* European shares head for best week in 8 months
* Euro dips after S&P cuts European Union debt rating
* Chinese stocks hurt by cash crunch worries
* Gold heads for biggest annual loss in 32 years
By Blaise Robinson
LONDON, Dec 20 (Reuters) - European shares inched up on
Friday with riskier assets still in demand following a broadly
neutral shift in U.S. monetary policy, and the euro dipped after
rating agency S&P downgraded the European Union from triple-A.
The FTSEurofirst 300 index of top European shares
was up 0.2 percent, while U.S. stock index futures
pointed to a higher open on Wall Street.
That kept the European equity benchmark set for a weekly
gain of about 3.3 percent, its biggest in eight months, as
sentiment stayed upbeat after the U.S. Federal Reserve
sugar-coated Wednesday's modest cut in stimulus with a signal
that interest rates were likely to stay low for longer.
"Despite the cut, the Fed is still injecting $75 billion a
month in liquidity, which will continue to support equities
going forward," said David Thebault, head of quantitative sales
trading at Global Equities in Paris.
"2013 has been the year during which the global financial
crisis really ended, and with pro-active central banks, stocks
should extend their rally next year now that systemic risks are
gone and global growth picks up."
The euro was down about 0.1 percent against the dollar at
$1.3630 after hitting a session low of $1.3625, its
lowest since Dec. 5, following a downgrade by Standard & Poor's
of the European Union's credit rating. It cut the bloc to AA+
from AAA, citing rising tensions in budget negotiations.
Euro zone government bonds also dipped, with German Bund
futures 16 ticks lower at 139.64 points.
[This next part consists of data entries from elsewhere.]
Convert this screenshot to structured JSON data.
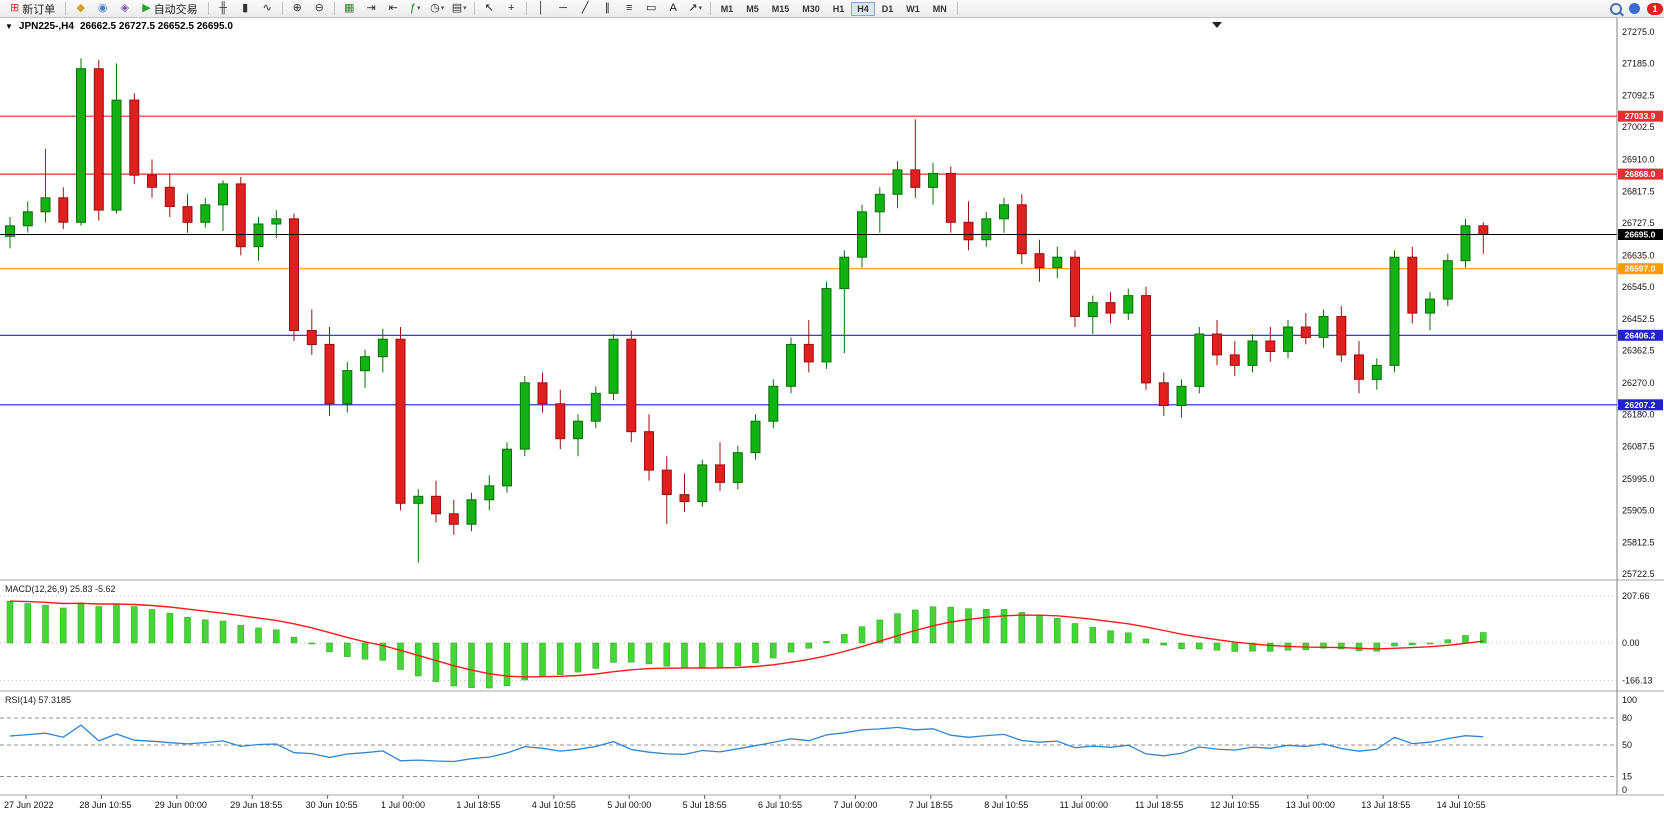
{
  "toolbar": {
    "dropdown_caret": "▾",
    "items": [
      {
        "t": "btn",
        "name": "new-order-button",
        "glyph": "⊞",
        "gc": "#c23a3a",
        "label": "新订单"
      },
      {
        "t": "sep"
      },
      {
        "t": "icon",
        "name": "metaeditor-icon",
        "glyph": "◆",
        "gc": "#d4a017"
      },
      {
        "t": "icon",
        "name": "market-watch-icon",
        "glyph": "◉",
        "gc": "#4a7fd4"
      },
      {
        "t": "icon",
        "name": "navigator-icon",
        "glyph": "◈",
        "gc": "#7a55aa"
      },
      {
        "t": "btn",
        "name": "autotrading-button",
        "glyph": "▶",
        "gc": "#27a527",
        "label": "自动交易"
      },
      {
        "t": "sep"
      },
      {
        "t": "icon",
        "name": "bar-chart-icon",
        "glyph": "╫",
        "gc": "#333333"
      },
      {
        "t": "icon",
        "name": "candlestick-chart-icon",
        "glyph": "▮",
        "gc": "#333333"
      },
      {
        "t": "icon",
        "name": "line-chart-icon",
        "glyph": "∿",
        "gc": "#333333"
      },
      {
        "t": "sep"
      },
      {
        "t": "icon",
        "name": "zoom-in-icon",
        "glyph": "⊕",
        "gc": "#333333"
      },
      {
        "t": "icon",
        "name": "zoom-out-icon",
        "glyph": "⊖",
        "gc": "#333333"
      },
      {
        "t": "sep"
      },
      {
        "t": "icon",
        "name": "tile-windows-icon",
        "glyph": "▦",
        "gc": "#2d8a2d"
      },
      {
        "t": "icon",
        "name": "auto-scroll-icon",
        "glyph": "⇥",
        "gc": "#333333"
      },
      {
        "t": "icon",
        "name": "chart-shift-icon",
        "glyph": "⇤",
        "gc": "#333333"
      },
      {
        "t": "icon",
        "name": "indicators-icon",
        "glyph": "ƒ",
        "gc": "#1f7a1f",
        "dd": true
      },
      {
        "t": "icon",
        "name": "periods-icon",
        "glyph": "◷",
        "gc": "#333333",
        "dd": true
      },
      {
        "t": "icon",
        "name": "templates-icon",
        "glyph": "▤",
        "gc": "#333333",
        "dd": true
      },
      {
        "t": "sep"
      },
      {
        "t": "icon",
        "name": "cursor-icon",
        "glyph": "↖",
        "gc": "#222222"
      },
      {
        "t": "icon",
        "name": "crosshair-icon",
        "glyph": "+",
        "gc": "#222222"
      },
      {
        "t": "sep"
      },
      {
        "t": "icon",
        "name": "vertical-line-icon",
        "glyph": "│",
        "gc": "#222222"
      },
      {
        "t": "icon",
        "name": "horizontal-line-icon",
        "glyph": "─",
        "gc": "#222222"
      },
      {
        "t": "icon",
        "name": "trendline-icon",
        "glyph": "╱",
        "gc": "#222222"
      },
      {
        "t": "icon",
        "name": "channel-icon",
        "glyph": "∥",
        "gc": "#222222"
      },
      {
        "t": "icon",
        "name": "fibonacci-icon",
        "glyph": "≡",
        "gc": "#222222"
      },
      {
        "t": "icon",
        "name": "shapes-icon",
        "glyph": "▭",
        "gc": "#222222"
      },
      {
        "t": "icon",
        "name": "text-icon",
        "glyph": "A",
        "gc": "#222222"
      },
      {
        "t": "icon",
        "name": "arrows-icon",
        "glyph": "↗",
        "gc": "#222222",
        "dd": true
      },
      {
        "t": "sep"
      },
      {
        "t": "tfgroup"
      },
      {
        "t": "sep"
      }
    ],
    "timeframes": [
      "M1",
      "M5",
      "M15",
      "M30",
      "H1",
      "H4",
      "D1",
      "W1",
      "MN"
    ],
    "active_timeframe": "H4",
    "notification_count": "1"
  },
  "chart": {
    "one_click_arrow": "▼",
    "symbol_period": "JPN225-,H4",
    "ohlc": "26662.5 26727.5 26652.5 26695.0"
  },
  "indicators": {
    "macd_label": "MACD(12,26,9) 25.83 -5.62",
    "rsi_label": "RSI(14) 57.3185"
  },
  "colors": {
    "up": "#12b212",
    "up_border": "#0a700a",
    "down": "#e01f1f",
    "down_border": "#991010",
    "macd_hist": "#46d536",
    "macd_hist_border": "#2aa51e",
    "macd_signal": "#ff1a1a",
    "rsi": "#2f86d2"
  },
  "chart_data": {
    "type": "candlestick",
    "symbol": "JPN225-",
    "timeframe": "H4",
    "ohlc_order": [
      "open",
      "high",
      "low",
      "close"
    ],
    "candles": [
      [
        26690,
        26745,
        26655,
        26720
      ],
      [
        26720,
        26790,
        26700,
        26760
      ],
      [
        26760,
        26940,
        26730,
        26800
      ],
      [
        26800,
        26830,
        26710,
        26730
      ],
      [
        26730,
        27200,
        26720,
        27170
      ],
      [
        27170,
        27195,
        26735,
        26765
      ],
      [
        26765,
        27185,
        26755,
        27080
      ],
      [
        27080,
        27100,
        26840,
        26865
      ],
      [
        26865,
        26910,
        26800,
        26830
      ],
      [
        26830,
        26870,
        26745,
        26775
      ],
      [
        26775,
        26810,
        26700,
        26730
      ],
      [
        26730,
        26800,
        26715,
        26780
      ],
      [
        26780,
        26850,
        26705,
        26840
      ],
      [
        26840,
        26860,
        26635,
        26660
      ],
      [
        26660,
        26745,
        26620,
        26725
      ],
      [
        26725,
        26765,
        26685,
        26740
      ],
      [
        26740,
        26755,
        26390,
        26420
      ],
      [
        26420,
        26480,
        26350,
        26380
      ],
      [
        26380,
        26430,
        26175,
        26210
      ],
      [
        26210,
        26330,
        26185,
        26305
      ],
      [
        26305,
        26365,
        26255,
        26345
      ],
      [
        26345,
        26425,
        26300,
        26395
      ],
      [
        26395,
        26430,
        25905,
        25925
      ],
      [
        25925,
        25965,
        25755,
        25945
      ],
      [
        25945,
        25990,
        25870,
        25895
      ],
      [
        25895,
        25935,
        25835,
        25865
      ],
      [
        25865,
        25955,
        25845,
        25935
      ],
      [
        25935,
        26005,
        25905,
        25975
      ],
      [
        25975,
        26100,
        25955,
        26080
      ],
      [
        26080,
        26290,
        26060,
        26270
      ],
      [
        26270,
        26300,
        26185,
        26210
      ],
      [
        26210,
        26250,
        26080,
        26110
      ],
      [
        26110,
        26180,
        26060,
        26160
      ],
      [
        26160,
        26260,
        26140,
        26240
      ],
      [
        26240,
        26410,
        26220,
        26395
      ],
      [
        26395,
        26420,
        26100,
        26130
      ],
      [
        26130,
        26180,
        25990,
        26020
      ],
      [
        26020,
        26060,
        25865,
        25950
      ],
      [
        25950,
        26010,
        25900,
        25930
      ],
      [
        25930,
        26050,
        25915,
        26035
      ],
      [
        26035,
        26100,
        25960,
        25985
      ],
      [
        25985,
        26090,
        25965,
        26070
      ],
      [
        26070,
        26180,
        26050,
        26160
      ],
      [
        26160,
        26280,
        26140,
        26260
      ],
      [
        26260,
        26400,
        26240,
        26380
      ],
      [
        26380,
        26450,
        26300,
        26330
      ],
      [
        26330,
        26560,
        26310,
        26540
      ],
      [
        26540,
        26650,
        26355,
        26630
      ],
      [
        26630,
        26780,
        26600,
        26760
      ],
      [
        26760,
        26830,
        26700,
        26810
      ],
      [
        26810,
        26905,
        26770,
        26880
      ],
      [
        26880,
        27025,
        26800,
        26830
      ],
      [
        26830,
        26900,
        26780,
        26870
      ],
      [
        26870,
        26890,
        26700,
        26730
      ],
      [
        26730,
        26790,
        26650,
        26680
      ],
      [
        26680,
        26760,
        26660,
        26740
      ],
      [
        26740,
        26800,
        26700,
        26780
      ],
      [
        26780,
        26810,
        26610,
        26640
      ],
      [
        26640,
        26680,
        26560,
        26600
      ],
      [
        26600,
        26660,
        26570,
        26630
      ],
      [
        26630,
        26650,
        26430,
        26460
      ],
      [
        26460,
        26520,
        26410,
        26500
      ],
      [
        26500,
        26530,
        26440,
        26470
      ],
      [
        26470,
        26540,
        26450,
        26520
      ],
      [
        26520,
        26545,
        26250,
        26270
      ],
      [
        26270,
        26300,
        26175,
        26205
      ],
      [
        26205,
        26280,
        26170,
        26260
      ],
      [
        26260,
        26430,
        26240,
        26410
      ],
      [
        26410,
        26450,
        26320,
        26350
      ],
      [
        26350,
        26390,
        26290,
        26320
      ],
      [
        26320,
        26410,
        26300,
        26390
      ],
      [
        26390,
        26430,
        26330,
        26360
      ],
      [
        26360,
        26450,
        26340,
        26430
      ],
      [
        26430,
        26470,
        26380,
        26400
      ],
      [
        26400,
        26480,
        26370,
        26460
      ],
      [
        26460,
        26490,
        26330,
        26350
      ],
      [
        26350,
        26390,
        26240,
        26280
      ],
      [
        26280,
        26340,
        26250,
        26320
      ],
      [
        26320,
        26650,
        26300,
        26630
      ],
      [
        26630,
        26660,
        26440,
        26470
      ],
      [
        26470,
        26530,
        26420,
        26510
      ],
      [
        26510,
        26640,
        26490,
        26620
      ],
      [
        26620,
        26740,
        26600,
        26720
      ],
      [
        26720,
        26730,
        26640,
        26695
      ]
    ],
    "hlines": [
      {
        "price": 27033.9,
        "label": "27033.9",
        "color": "#e03030"
      },
      {
        "price": 26868.0,
        "label": "26868.0",
        "color": "#e03030"
      },
      {
        "price": 26695.0,
        "label": "26695.0",
        "color": "#000000",
        "current": true
      },
      {
        "price": 26597.0,
        "label": "26597.0",
        "color": "#ff9c00"
      },
      {
        "price": 26406.2,
        "label": "26406.2",
        "color": "#2222cc"
      },
      {
        "price": 26207.2,
        "label": "26207.2",
        "color": "#2222cc"
      }
    ],
    "price_axis_labels": [
      "27275.0",
      "27185.0",
      "27092.5",
      "27002.5",
      "26910.0",
      "26817.5",
      "26727.5",
      "26635.0",
      "26545.0",
      "26452.5",
      "26362.5",
      "26270.0",
      "26180.0",
      "26087.5",
      "25995.0",
      "25905.0",
      "25812.5",
      "25722.5"
    ],
    "time_labels": [
      "27 Jun 2022",
      "28 Jun 10:55",
      "29 Jun 00:00",
      "29 Jun 18:55",
      "30 Jun 10:55",
      "1 Jul 00:00",
      "1 Jul 18:55",
      "4 Jul 10:55",
      "5 Jul 00:00",
      "5 Jul 18:55",
      "6 Jul 10:55",
      "7 Jul 00:00",
      "7 Jul 18:55",
      "8 Jul 10:55",
      "11 Jul 00:00",
      "11 Jul 18:55",
      "12 Jul 10:55",
      "13 Jul 00:00",
      "13 Jul 18:55",
      "14 Jul 10:55"
    ],
    "macd": {
      "title": "MACD(12,26,9)",
      "value": 25.83,
      "signal_value": -5.62,
      "params": [
        12,
        26,
        9
      ],
      "axis_labels": [
        "207.66",
        "0.00",
        "-166.13"
      ]
    },
    "rsi": {
      "title": "RSI(14)",
      "value": 57.3185,
      "period": 14,
      "axis_labels": [
        "100",
        "80",
        "50",
        "15",
        "0"
      ],
      "levels": [
        80,
        50,
        15
      ]
    }
  }
}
German 10-year
yields inched up to 1.89 percent.
In Asia, the yen stayed under pressure against a range of
currencies including the euro after the Bank of Japan held
monetary policy as expected, maintaining its view that the
economy is recovering moderately.
Also in Asia, Chinese stocks continued to lag other equity
markets, with the Shanghai Composite Index ending down 2
percent to mark its worst week since May 2011 on concerns over a
renewed cash crunch. Shares of Hong Kong-listed Chinese
companies sagged 1.4 percent.
China's benchmark money market rate climbed to a six-month
high despite attempts by the central bank to calm nerves.
"The tension in the money markets in China is something we
have seen multiple times this year ... It is very difficult to
get a grip on how ... interconnected this is," Saxo Bank
strategist Peter Garnry said.
"We know the shadow banking industry is big, we know that
credit has been growing tremendously over the last couple of
years, and we know parts of the banking system are not that well
Gold hit a six-month low, on course for its largest annual
loss in 32 years, as the Fed's first step away from ultra-loose
monetary policy further undermined the case for holding bullion.
"If you look at the global economy and the outlook for
monetary policy ... we are in an environment where we are going
to need a much bigger problem in the world than we foresee for
gold to recapture any of its lustre," Baring Asset Management
investment manager Andrew Cole said.
Brent crude held above $110 a barrel on Friday,
heading for a weekly gain, boosted by a positive outlook for
fuel demand in the United States, the world's largest oil
consumer, and reduced Libyan supply.